I have a difficult time with this comment. everyone I know who uses Latex including myself is painfully aware of its shortcomings and fairly steep learning curve.
maybe the graphical environments eliminate some of the pain around embedding images, or using wrapped figures.
but there is no way they manage to get around the fundamental lack of composibility. that sinking feeling you get when you just add one more thing or try to put an X inside of Y and the whole thing falls over in a pile.
As someone who's written multilingual books with custom typesetting needs in it, the learning curve can definitely be steep, but as someone who's also written regular old papers in it, the learning curve is "use our template", and that's kind of it. The only real learning curve is how to write maths, as long as you don't fall in the trap of trying to make LaTeX do graphics. For the love of all that is sane, use the tools best suited for that job instead. For everything else tex.stackexchange.com already has at least three posts covering any "how do I..." you might ever have.
And as someone who's even written packages: ...you're going to end up needing low level TeX, and TeX is insane, don't try to write packages. It's a world of hurt. (But then most people will never need to write their own packages)

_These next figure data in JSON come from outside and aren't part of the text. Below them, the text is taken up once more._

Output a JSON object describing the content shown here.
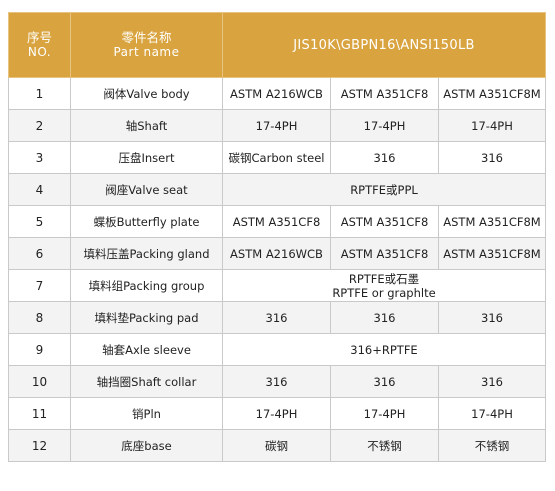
{
  "header": {
    "no_zh": "序号",
    "no_en": "NO.",
    "part_zh": "零件名称",
    "part_en": "Part name",
    "standard": "JIS10K\\GBPN16\\ANSI150LB"
  },
  "rows": [
    {
      "no": "1",
      "part": "阀体Valve body",
      "c1": "ASTM A216WCB",
      "c2": "ASTM A351CF8",
      "c3": "ASTM A351CF8M"
    },
    {
      "no": "2",
      "part": "轴Shaft",
      "c1": "17-4PH",
      "c2": "17-4PH",
      "c3": "17-4PH"
    },
    {
      "no": "3",
      "part": "压盘Insert",
      "c1": "碳钢Carbon steel",
      "c2": "316",
      "c3": "316"
    },
    {
      "no": "4",
      "part": "阀座Valve seat",
      "span": "RPTFE或PPL"
    },
    {
      "no": "5",
      "part": "蝶板Butterfly plate",
      "c1": "ASTM A351CF8",
      "c2": "ASTM A351CF8",
      "c3": "ASTM A351CF8M"
    },
    {
      "no": "6",
      "part": "填料压盖Packing gland",
      "c1": "ASTM A216WCB",
      "c2": "ASTM A351CF8",
      "c3": "ASTM A351CF8M"
    },
    {
      "no": "7",
      "part": "填料组Packing group",
      "span_line1": "RPTFE或石墨",
      "span_line2": "RPTFE or graphlte"
    },
    {
      "no": "8",
      "part": "填料垫Packing pad",
      "c1": "316",
      "c2": "316",
      "c3": "316"
    },
    {
      "no": "9",
      "part": "轴套Axle sleeve",
      "span": "316+RPTFE"
    },
    {
      "no": "10",
      "part": "轴挡圈Shaft collar",
      "c1": "316",
      "c2": "316",
      "c3": "316"
    },
    {
      "no": "11",
      "part": "销Pln",
      "c1": "17-4PH",
      "c2": "17-4PH",
      "c3": "17-4PH"
    },
    {
      "no": "12",
      "part": "底座base",
      "c1": "碳钢",
      "c2": "不锈钢",
      "c3": "不锈钢"
    }
  ]
}
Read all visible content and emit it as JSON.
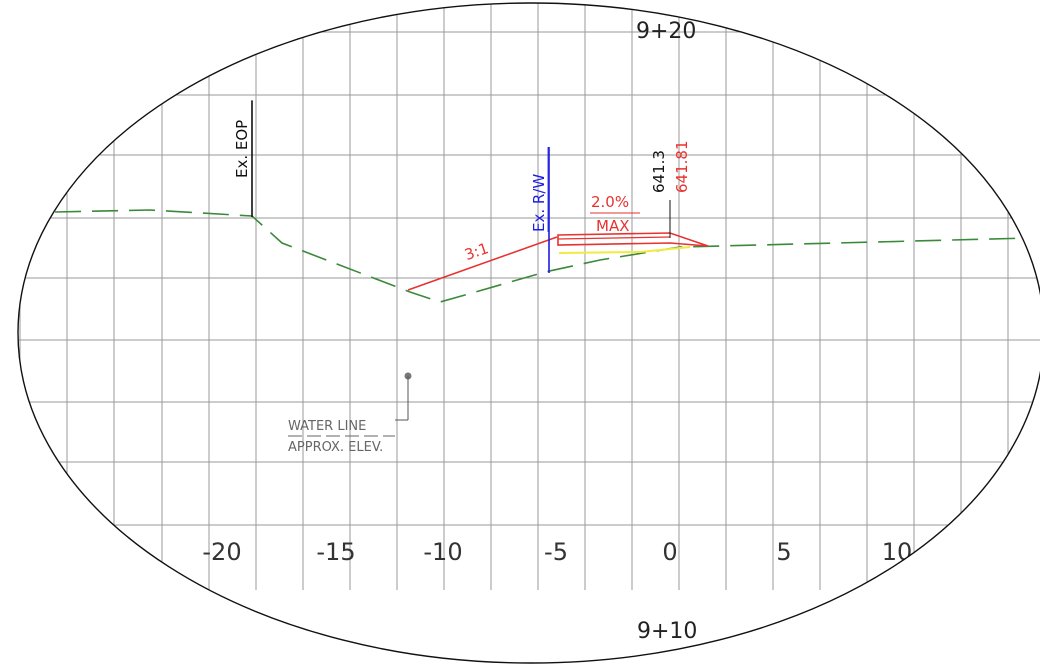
{
  "drawing": {
    "station_top": "9+20",
    "station_bottom": "9+10",
    "x_axis_labels": [
      "-20",
      "-15",
      "-10",
      "-5",
      "0",
      "5",
      "10"
    ],
    "labels": {
      "ex_eop": "Ex. EOP",
      "ex_rw": "Ex. R/W",
      "slope": "3:1",
      "cross_slope": "2.0%",
      "cross_slope_note": "MAX",
      "elev_existing": "641.3",
      "elev_proposed": "641.81",
      "water_line_1": "WATER LINE",
      "water_line_2": "APPROX. ELEV."
    },
    "colors": {
      "grid": "#9a9a9a",
      "existing_ground": "#3a8a3a",
      "proposed": "#e8322f",
      "right_of_way": "#1d1de0",
      "subgrade": "#f2ea40",
      "annotation": "#111111"
    }
  }
}
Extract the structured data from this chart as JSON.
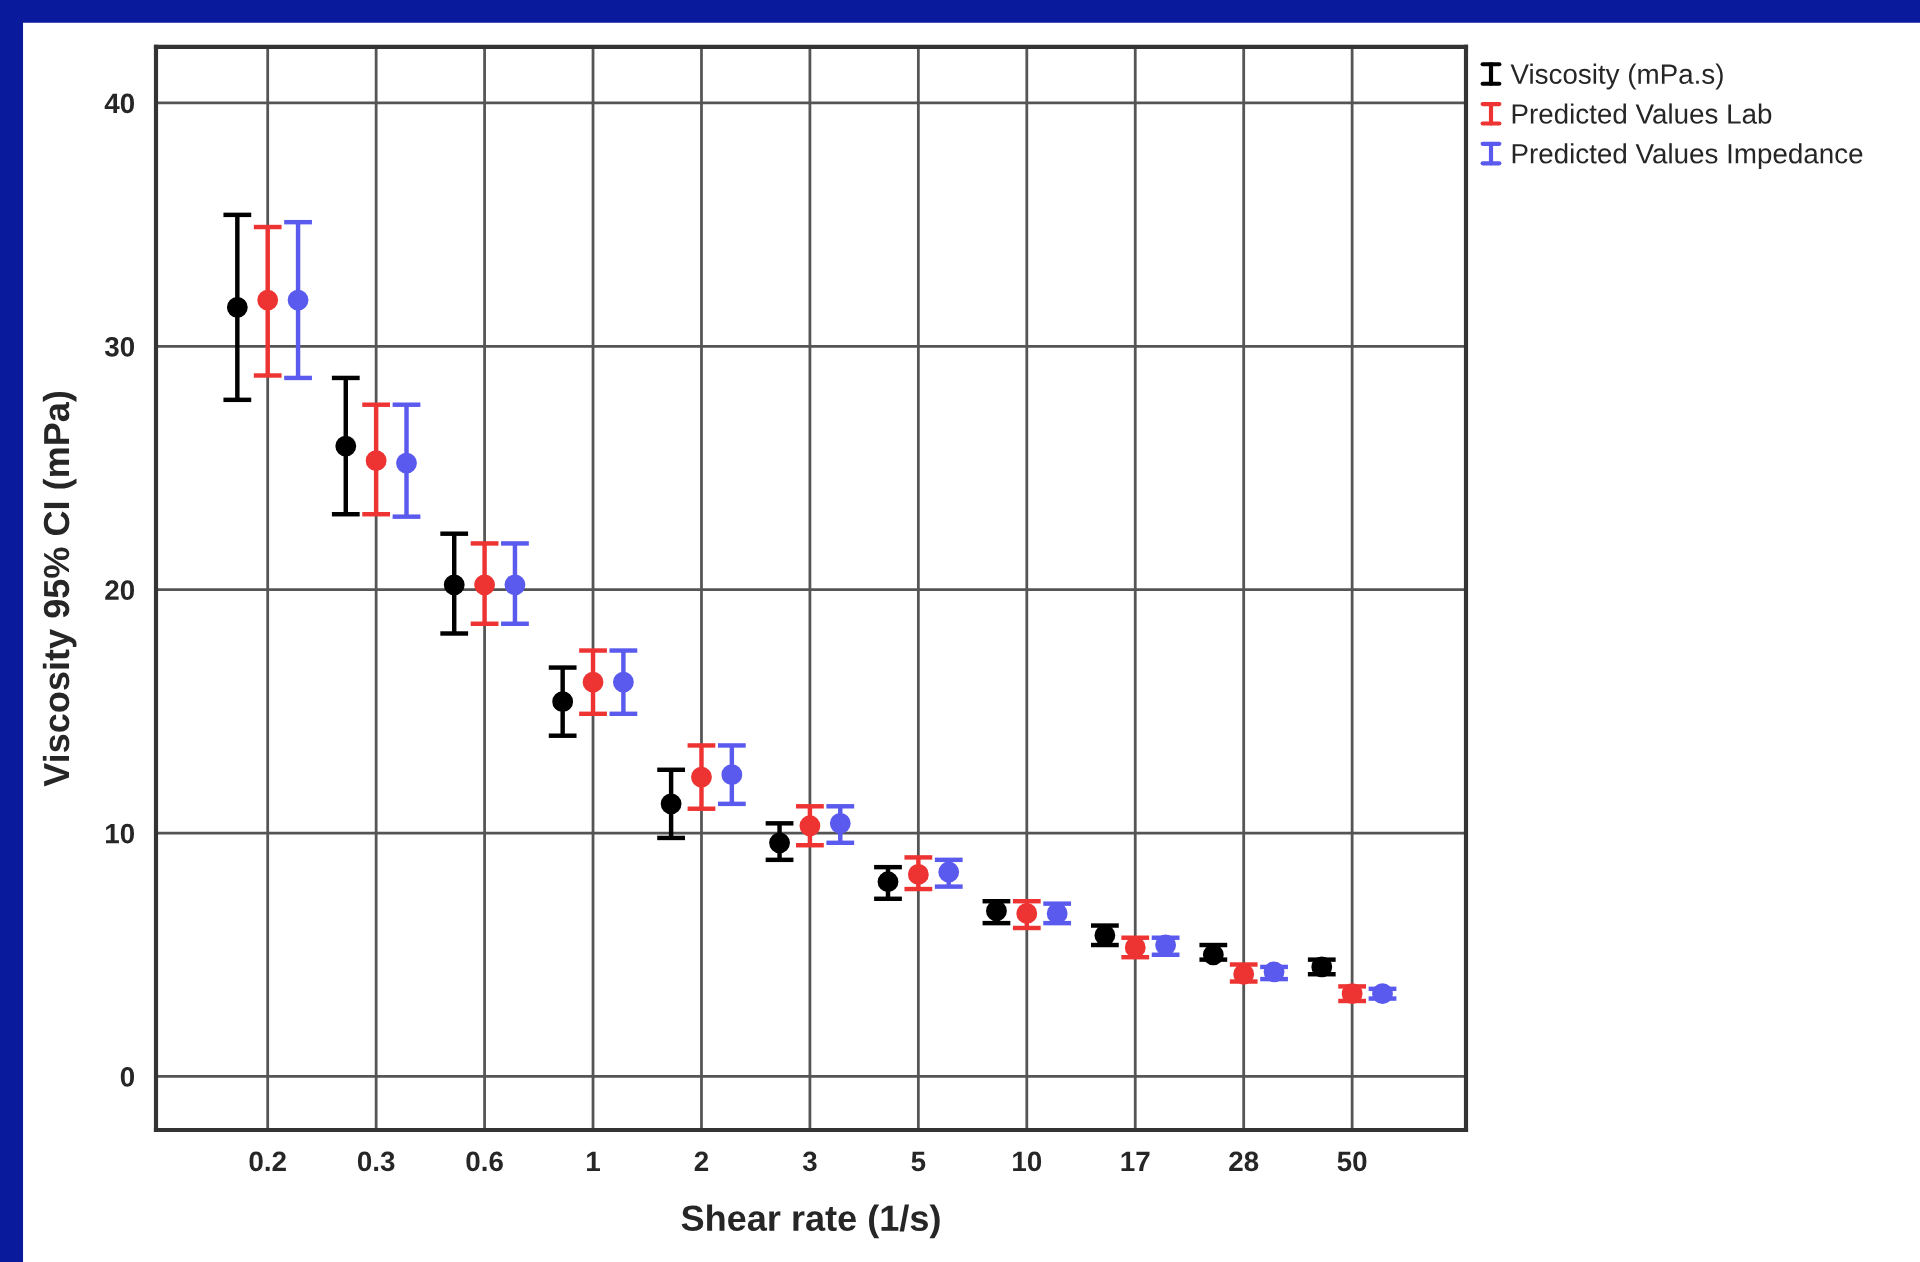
{
  "chart_data": {
    "type": "scatter",
    "xlabel": "Shear rate (1/s)",
    "ylabel": "Viscosity 95% CI (mPa)",
    "categories": [
      "0.2",
      "0.3",
      "0.6",
      "1",
      "2",
      "3",
      "5",
      "10",
      "17",
      "28",
      "50"
    ],
    "ylim": [
      -2.2,
      42.3
    ],
    "yticks": [
      0,
      10,
      20,
      30,
      40
    ],
    "grid": true,
    "legend": "top right",
    "marker": "circle",
    "series": [
      {
        "name": "Viscosity (mPa.s)",
        "color": "#000000",
        "values": [
          31.6,
          25.9,
          20.2,
          15.4,
          11.2,
          9.6,
          8.0,
          6.8,
          5.8,
          5.0,
          4.5
        ],
        "errors": [
          [
            27.8,
            35.4
          ],
          [
            23.1,
            28.7
          ],
          [
            18.2,
            22.3
          ],
          [
            14.0,
            16.8
          ],
          [
            9.8,
            12.6
          ],
          [
            8.9,
            10.4
          ],
          [
            7.3,
            8.6
          ],
          [
            6.3,
            7.2
          ],
          [
            5.4,
            6.2
          ],
          [
            4.8,
            5.4
          ],
          [
            4.2,
            4.8
          ]
        ]
      },
      {
        "name": "Predicted Values Lab",
        "color": "#ee3333",
        "values": [
          31.9,
          25.3,
          20.2,
          16.2,
          12.3,
          10.3,
          8.3,
          6.7,
          5.3,
          4.2,
          3.4
        ],
        "errors": [
          [
            28.8,
            34.9
          ],
          [
            23.1,
            27.6
          ],
          [
            18.6,
            21.9
          ],
          [
            14.9,
            17.5
          ],
          [
            11.0,
            13.6
          ],
          [
            9.5,
            11.1
          ],
          [
            7.7,
            9.0
          ],
          [
            6.1,
            7.2
          ],
          [
            4.9,
            5.7
          ],
          [
            3.9,
            4.6
          ],
          [
            3.1,
            3.7
          ]
        ]
      },
      {
        "name": "Predicted Values Impedance",
        "color": "#5a5aee",
        "values": [
          31.9,
          25.2,
          20.2,
          16.2,
          12.4,
          10.4,
          8.4,
          6.7,
          5.4,
          4.3,
          3.4
        ],
        "errors": [
          [
            28.7,
            35.1
          ],
          [
            23.0,
            27.6
          ],
          [
            18.6,
            21.9
          ],
          [
            14.9,
            17.5
          ],
          [
            11.2,
            13.6
          ],
          [
            9.6,
            11.1
          ],
          [
            7.8,
            8.9
          ],
          [
            6.3,
            7.1
          ],
          [
            5.0,
            5.7
          ],
          [
            4.0,
            4.5
          ],
          [
            3.2,
            3.6
          ]
        ]
      }
    ]
  }
}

Can you talk more about what you mean with the lack of composibility? Or of course link to some page(s) that makes that point?
maybe the graphical environments eliminate some of the pain around embedding images, or using wrapped figures.
but there is no way they manage to get around the fundamental lack of composibility. that sinking feeling you get when you just add one more thing or try to put an X inside of Y and the whole thing falls over in a pile.